Dino afirmou que o Congresso pode rever a legislação atual sobre aborto “a qualquer momento, mas com certeza não o Judiciário”. O ministro disse ainda que devem ser discutidas não só as leis sobre as drogas, mas suas aplicações na prática, e citou a gravidade do vício em bebidas alcoólicas para a sociedade.
“Não nos esqueçamos do alcoolismo. A maior drogadição abusiva que existe na sociedade é o alcoolismo, às vezes, há uma iluminação de outras substâncias, mas é preciso olhar para este tema dramático que devasta milhões de vidas.
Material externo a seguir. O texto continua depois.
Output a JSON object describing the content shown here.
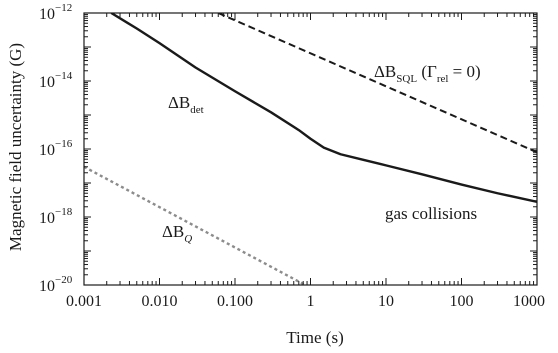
{
  "chart_data": {
    "type": "line",
    "xlabel": "Time (s)",
    "ylabel": "Magnetic field uncertainty (G)",
    "xscale": "log",
    "yscale": "log",
    "xlim": [
      0.001,
      1000
    ],
    "ylim": [
      1e-20,
      1e-12
    ],
    "x_ticks": [
      {
        "value": 0.001,
        "label": "0.001"
      },
      {
        "value": 0.01,
        "label": "0.010"
      },
      {
        "value": 0.1,
        "label": "0.100"
      },
      {
        "value": 1,
        "label": "1"
      },
      {
        "value": 10,
        "label": "10"
      },
      {
        "value": 100,
        "label": "100"
      },
      {
        "value": 1000,
        "label": "1000"
      }
    ],
    "y_ticks": [
      {
        "value": 1e-12,
        "base": "10",
        "exp": "−12"
      },
      {
        "value": 1e-14,
        "base": "10",
        "exp": "−14"
      },
      {
        "value": 1e-16,
        "base": "10",
        "exp": "−16"
      },
      {
        "value": 1e-18,
        "base": "10",
        "exp": "−18"
      },
      {
        "value": 1e-20,
        "base": "10",
        "exp": "−20"
      }
    ],
    "grid": false,
    "series": [
      {
        "style": "solid",
        "color": "#1a1a1a",
        "x": [
          0.0023,
          0.005,
          0.01,
          0.03,
          0.1,
          0.3,
          0.7,
          1.0,
          1.5,
          2.5,
          5,
          10,
          30,
          100,
          300,
          1000
        ],
        "y": [
          1e-12,
          3.5e-13,
          1.3e-13,
          2.5e-14,
          5e-15,
          1.2e-15,
          3.6e-16,
          2e-16,
          1.1e-16,
          7e-17,
          4.8e-17,
          3.3e-17,
          1.8e-17,
          9e-18,
          5e-18,
          2.8e-18
        ]
      },
      {
        "style": "dashed",
        "color": "#1a1a1a",
        "x": [
          0.06,
          1000
        ],
        "y": [
          1e-12,
          8e-17
        ]
      },
      {
        "style": "dotted",
        "color": "#8c8c8c",
        "x": [
          0.001,
          0.85
        ],
        "y": [
          3e-17,
          1e-20
        ]
      }
    ],
    "annotations": [
      {
        "main": "ΔB",
        "sub": "det",
        "after": ""
      },
      {
        "main": "ΔB",
        "sub": "SQL",
        "after": " (Γ",
        "sub2": "rel",
        "after2": " = 0)"
      },
      {
        "main": "ΔB",
        "sub": "Q",
        "after": ""
      },
      {
        "main": "gas collisions",
        "sub": "",
        "after": ""
      }
    ]
  }
}
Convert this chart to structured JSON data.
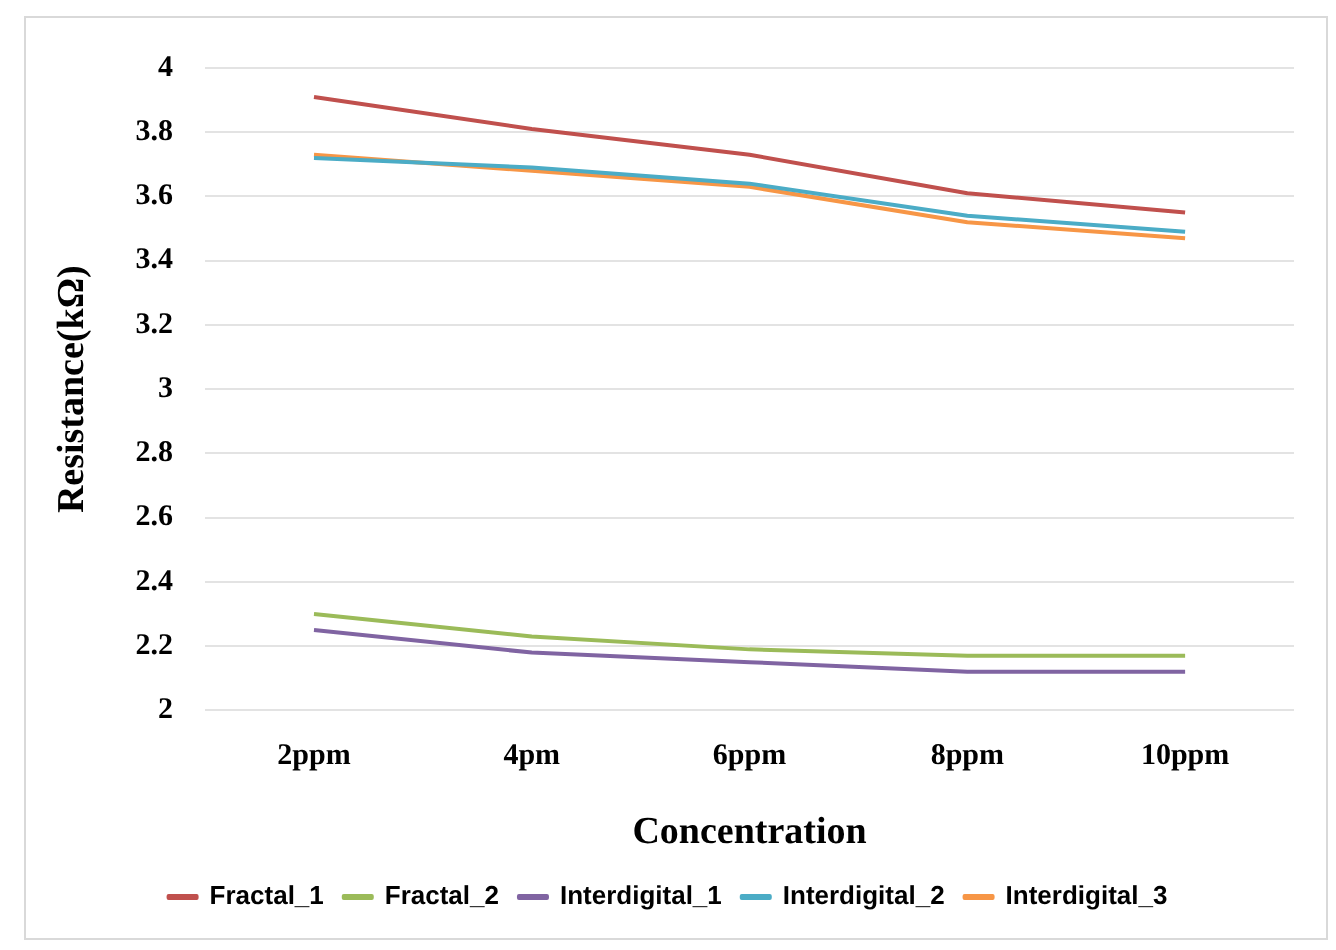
{
  "chart_data": {
    "type": "line",
    "xlabel": "Concentration",
    "ylabel": "Resistance(kΩ)",
    "categories": [
      "2ppm",
      "4pm",
      "6ppm",
      "8ppm",
      "10ppm"
    ],
    "series": [
      {
        "name": "Fractal_1",
        "color": "#c0504d",
        "values": [
          3.91,
          3.81,
          3.73,
          3.61,
          3.55
        ]
      },
      {
        "name": "Fractal_2",
        "color": "#9bbb59",
        "values": [
          2.3,
          2.23,
          2.19,
          2.17,
          2.17
        ]
      },
      {
        "name": "Interdigital_1",
        "color": "#8064a2",
        "values": [
          2.25,
          2.18,
          2.15,
          2.12,
          2.12
        ]
      },
      {
        "name": "Interdigital_2",
        "color": "#4bacc6",
        "values": [
          3.72,
          3.69,
          3.64,
          3.54,
          3.49
        ]
      },
      {
        "name": "Interdigital_3",
        "color": "#f79646",
        "values": [
          3.73,
          3.68,
          3.63,
          3.52,
          3.47
        ]
      }
    ],
    "ylim": [
      2,
      4
    ],
    "yticks": [
      2,
      2.2,
      2.4,
      2.6,
      2.8,
      3,
      3.2,
      3.4,
      3.6,
      3.8,
      4
    ],
    "grid": "y",
    "legend": "bottom",
    "marker": "none",
    "line_style": "solid"
  }
}
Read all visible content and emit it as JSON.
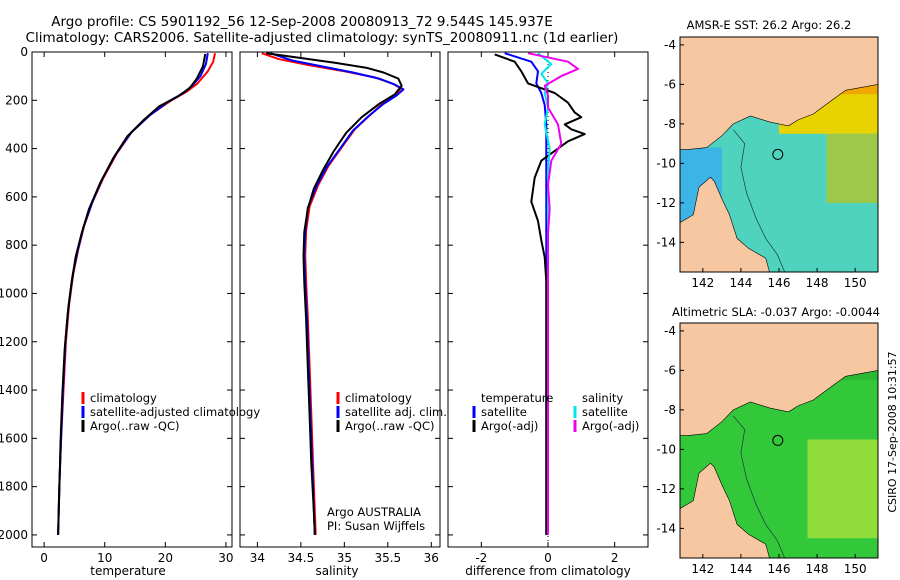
{
  "title_line1": "Argo profile: CS 5901192_56 12-Sep-2008 20080913_72 9.544S 145.937E",
  "title_line2": "Climatology: CARS2006. Satellite-adjusted climatology: synTS_20080911.nc (1d earlier)",
  "credit": "Argo AUSTRALIA",
  "pi": "PI: Susan Wijffels",
  "side_stamp": "CSIRO 17-Sep-2008 10:31:57",
  "colors": {
    "climatology": "#ff0000",
    "satellite": "#0000ff",
    "argo": "#000000",
    "diff_salinity_sat": "#00e5ee",
    "diff_salinity_argo": "#ee00ee",
    "land": "#f7c7a1"
  },
  "chart_data": [
    {
      "type": "line",
      "id": "temperature",
      "xlabel": "temperature",
      "xlim": [
        -2,
        31
      ],
      "xticks": [
        "0",
        "10",
        "20",
        "30"
      ],
      "ylim": [
        2050,
        0
      ],
      "yticks": [
        "0",
        "200",
        "400",
        "600",
        "800",
        "1000",
        "1200",
        "1400",
        "1600",
        "1800",
        "2000"
      ],
      "legend": [
        "climatology",
        "satellite-adjusted climatology",
        "Argo(..raw -QC)"
      ],
      "series": [
        {
          "name": "climatology",
          "color": "#ff0000",
          "points": [
            [
              28.2,
              5
            ],
            [
              27.9,
              40
            ],
            [
              27.0,
              80
            ],
            [
              25.3,
              130
            ],
            [
              23.5,
              165
            ],
            [
              21.0,
              200
            ],
            [
              17.5,
              260
            ],
            [
              14.5,
              330
            ],
            [
              12.0,
              420
            ],
            [
              9.8,
              520
            ],
            [
              8.0,
              620
            ],
            [
              6.6,
              720
            ],
            [
              5.6,
              820
            ],
            [
              4.8,
              920
            ],
            [
              4.1,
              1050
            ],
            [
              3.6,
              1200
            ],
            [
              3.2,
              1400
            ],
            [
              2.8,
              1600
            ],
            [
              2.5,
              1800
            ],
            [
              2.3,
              2000
            ]
          ]
        },
        {
          "name": "satellite-adjusted climatology",
          "color": "#0000ff",
          "points": [
            [
              27.0,
              5
            ],
            [
              26.7,
              50
            ],
            [
              25.8,
              100
            ],
            [
              24.4,
              140
            ],
            [
              23.0,
              170
            ],
            [
              20.5,
              205
            ],
            [
              17.3,
              265
            ],
            [
              14.3,
              335
            ],
            [
              11.8,
              425
            ],
            [
              9.6,
              525
            ],
            [
              7.9,
              625
            ],
            [
              6.5,
              725
            ],
            [
              5.5,
              825
            ],
            [
              4.7,
              925
            ],
            [
              4.0,
              1055
            ],
            [
              3.5,
              1205
            ],
            [
              3.1,
              1405
            ],
            [
              2.8,
              1600
            ],
            [
              2.5,
              1800
            ],
            [
              2.3,
              2000
            ]
          ]
        },
        {
          "name": "Argo(..raw -QC)",
          "color": "#000000",
          "points": [
            [
              26.6,
              8
            ],
            [
              26.2,
              60
            ],
            [
              25.2,
              110
            ],
            [
              24.0,
              150
            ],
            [
              22.0,
              185
            ],
            [
              19.0,
              225
            ],
            [
              16.5,
              280
            ],
            [
              13.7,
              350
            ],
            [
              11.4,
              440
            ],
            [
              9.2,
              545
            ],
            [
              7.4,
              650
            ],
            [
              6.2,
              750
            ],
            [
              5.2,
              850
            ],
            [
              4.5,
              960
            ],
            [
              3.9,
              1080
            ],
            [
              3.4,
              1230
            ],
            [
              3.0,
              1420
            ],
            [
              2.7,
              1620
            ],
            [
              2.5,
              1820
            ],
            [
              2.3,
              2000
            ]
          ]
        }
      ]
    },
    {
      "type": "line",
      "id": "salinity",
      "xlabel": "salinity",
      "xlim": [
        33.8,
        36.1
      ],
      "xticks": [
        "34",
        "34.5",
        "35",
        "35.5",
        "36"
      ],
      "ylim": [
        2050,
        0
      ],
      "legend": [
        "climatology",
        "satellite adj. clim.",
        "Argo(..raw -QC)"
      ],
      "series": [
        {
          "name": "climatology",
          "color": "#ff0000",
          "points": [
            [
              34.05,
              5
            ],
            [
              34.25,
              30
            ],
            [
              34.6,
              55
            ],
            [
              35.0,
              80
            ],
            [
              35.35,
              105
            ],
            [
              35.55,
              130
            ],
            [
              35.65,
              150
            ],
            [
              35.6,
              175
            ],
            [
              35.45,
              210
            ],
            [
              35.3,
              260
            ],
            [
              35.12,
              320
            ],
            [
              34.98,
              390
            ],
            [
              34.82,
              470
            ],
            [
              34.7,
              550
            ],
            [
              34.6,
              640
            ],
            [
              34.56,
              740
            ],
            [
              34.55,
              840
            ],
            [
              34.56,
              950
            ],
            [
              34.58,
              1100
            ],
            [
              34.6,
              1300
            ],
            [
              34.62,
              1500
            ],
            [
              34.64,
              1700
            ],
            [
              34.66,
              1900
            ],
            [
              34.67,
              2000
            ]
          ]
        },
        {
          "name": "satellite adj. clim.",
          "color": "#0000ff",
          "points": [
            [
              34.15,
              5
            ],
            [
              34.4,
              35
            ],
            [
              34.75,
              60
            ],
            [
              35.1,
              85
            ],
            [
              35.4,
              110
            ],
            [
              35.58,
              135
            ],
            [
              35.68,
              155
            ],
            [
              35.6,
              180
            ],
            [
              35.45,
              215
            ],
            [
              35.28,
              265
            ],
            [
              35.1,
              325
            ],
            [
              34.96,
              395
            ],
            [
              34.8,
              475
            ],
            [
              34.68,
              555
            ],
            [
              34.58,
              645
            ],
            [
              34.55,
              745
            ],
            [
              34.54,
              845
            ],
            [
              34.55,
              955
            ],
            [
              34.57,
              1105
            ],
            [
              34.59,
              1305
            ],
            [
              34.61,
              1505
            ],
            [
              34.63,
              1705
            ],
            [
              34.65,
              1905
            ],
            [
              34.66,
              2000
            ]
          ]
        },
        {
          "name": "Argo(..raw -QC)",
          "color": "#000000",
          "points": [
            [
              34.1,
              5
            ],
            [
              34.5,
              25
            ],
            [
              34.9,
              45
            ],
            [
              35.25,
              65
            ],
            [
              35.45,
              85
            ],
            [
              35.62,
              110
            ],
            [
              35.66,
              140
            ],
            [
              35.58,
              175
            ],
            [
              35.4,
              215
            ],
            [
              35.2,
              270
            ],
            [
              35.02,
              335
            ],
            [
              34.88,
              410
            ],
            [
              34.76,
              485
            ],
            [
              34.65,
              565
            ],
            [
              34.58,
              650
            ],
            [
              34.54,
              745
            ],
            [
              34.53,
              845
            ],
            [
              34.54,
              955
            ],
            [
              34.56,
              1105
            ],
            [
              34.58,
              1305
            ],
            [
              34.6,
              1505
            ],
            [
              34.62,
              1705
            ],
            [
              34.65,
              1905
            ],
            [
              34.66,
              2000
            ]
          ]
        }
      ]
    },
    {
      "type": "line",
      "id": "difference",
      "xlabel": "difference from climatology",
      "xlim": [
        -3.0,
        3.0
      ],
      "xticks": [
        "-2",
        "0",
        "2"
      ],
      "ylim": [
        2050,
        0
      ],
      "legend_left": [
        "temperature",
        "satellite",
        "Argo(-adj)"
      ],
      "legend_right": [
        "salinity",
        "satellite",
        "Argo(-adj)"
      ],
      "series": [
        {
          "name": "temperature satellite",
          "color": "#0000ff",
          "width": 2,
          "points": [
            [
              -1.3,
              5
            ],
            [
              -0.5,
              40
            ],
            [
              -0.3,
              80
            ],
            [
              -0.35,
              130
            ],
            [
              -0.2,
              170
            ],
            [
              -0.1,
              220
            ],
            [
              -0.05,
              300
            ],
            [
              -0.05,
              400
            ],
            [
              -0.05,
              500
            ],
            [
              -0.05,
              700
            ],
            [
              -0.05,
              900
            ],
            [
              -0.05,
              1100
            ],
            [
              -0.05,
              1300
            ],
            [
              -0.05,
              1500
            ],
            [
              -0.05,
              1700
            ],
            [
              -0.05,
              1900
            ],
            [
              -0.05,
              2000
            ]
          ]
        },
        {
          "name": "temperature Argo(-adj)",
          "color": "#000000",
          "width": 2,
          "points": [
            [
              -1.6,
              10
            ],
            [
              -1.0,
              40
            ],
            [
              -0.8,
              80
            ],
            [
              -0.6,
              130
            ],
            [
              0.2,
              170
            ],
            [
              0.6,
              210
            ],
            [
              0.8,
              250
            ],
            [
              1.0,
              270
            ],
            [
              0.5,
              300
            ],
            [
              0.7,
              320
            ],
            [
              1.1,
              340
            ],
            [
              0.6,
              370
            ],
            [
              0.3,
              400
            ],
            [
              -0.2,
              450
            ],
            [
              -0.4,
              520
            ],
            [
              -0.5,
              620
            ],
            [
              -0.3,
              700
            ],
            [
              -0.2,
              780
            ],
            [
              -0.1,
              850
            ],
            [
              -0.05,
              950
            ],
            [
              -0.05,
              1100
            ],
            [
              -0.05,
              1300
            ],
            [
              -0.05,
              1500
            ],
            [
              -0.05,
              1700
            ],
            [
              -0.05,
              1900
            ],
            [
              -0.05,
              2000
            ]
          ]
        },
        {
          "name": "salinity satellite",
          "color": "#00e5ee",
          "width": 2,
          "points": [
            [
              -0.3,
              5
            ],
            [
              0.1,
              50
            ],
            [
              -0.2,
              90
            ],
            [
              0.0,
              130
            ],
            [
              -0.1,
              170
            ],
            [
              0.0,
              230
            ],
            [
              -0.1,
              300
            ],
            [
              0.05,
              400
            ],
            [
              0.0,
              500
            ],
            [
              0.0,
              700
            ],
            [
              0.0,
              900
            ],
            [
              0.0,
              1100
            ],
            [
              0.0,
              1300
            ],
            [
              0.0,
              1500
            ],
            [
              0.0,
              1700
            ],
            [
              0.0,
              1900
            ],
            [
              0.0,
              2000
            ]
          ]
        },
        {
          "name": "salinity Argo(-adj)",
          "color": "#ee00ee",
          "width": 2,
          "points": [
            [
              -0.6,
              5
            ],
            [
              0.6,
              40
            ],
            [
              0.9,
              70
            ],
            [
              0.4,
              100
            ],
            [
              -0.1,
              140
            ],
            [
              0.0,
              180
            ],
            [
              0.0,
              230
            ],
            [
              0.3,
              300
            ],
            [
              0.4,
              380
            ],
            [
              0.1,
              450
            ],
            [
              0.0,
              550
            ],
            [
              0.05,
              650
            ],
            [
              0.0,
              750
            ],
            [
              0.0,
              900
            ],
            [
              0.0,
              1100
            ],
            [
              0.0,
              1300
            ],
            [
              0.0,
              1500
            ],
            [
              0.0,
              1700
            ],
            [
              0.0,
              1900
            ],
            [
              0.0,
              2000
            ]
          ]
        }
      ]
    },
    {
      "type": "heatmap",
      "id": "sst_map",
      "title": "AMSR-E SST: 26.2 Argo: 26.2",
      "xlim": [
        140.8,
        151.2
      ],
      "ylim": [
        -15.5,
        -3.6
      ],
      "xticks": [
        "142",
        "144",
        "146",
        "148",
        "150"
      ],
      "yticks": [
        "-4",
        "-6",
        "-8",
        "-10",
        "-12",
        "-14"
      ],
      "argo_position": {
        "lon": 145.937,
        "lat": -9.544
      }
    },
    {
      "type": "heatmap",
      "id": "sla_map",
      "title": "Altimetric SLA: -0.037 Argo: -0.0044",
      "xlim": [
        140.8,
        151.2
      ],
      "ylim": [
        -15.5,
        -3.6
      ],
      "xticks": [
        "142",
        "144",
        "146",
        "148",
        "150"
      ],
      "yticks": [
        "-4",
        "-6",
        "-8",
        "-10",
        "-12",
        "-14"
      ],
      "argo_position": {
        "lon": 145.937,
        "lat": -9.544
      }
    }
  ]
}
O parlamento brasileiro tem um papel insubstituível e único, de dispor sobre esses assuntos”, ressaltou.
Antes de se aposentar, a ministra Rosa Weber votou pela descriminalização aborto nas primeiras 12 semanas de gestação. A ministra era relatora da Arguição de Descumprimento de Preceito Fundamental (ADPF) 442, que ainda tramita na Corte. O julgamento foi suspenso após um pedido de destaque do ministro Luís Roberto Barroso, que agora preside o Supremo. Ainda não há data definida para a retomada do julgamento no plenário físico.
Nesta manhã, Dino afirmou que o voto de Rosa Weber é “respeitável“, mas é “desconforme” de seu entendimento sobre o tema. Se sua indicação for confirmada no Senado, o ministro herdará as ações que eram da ministra.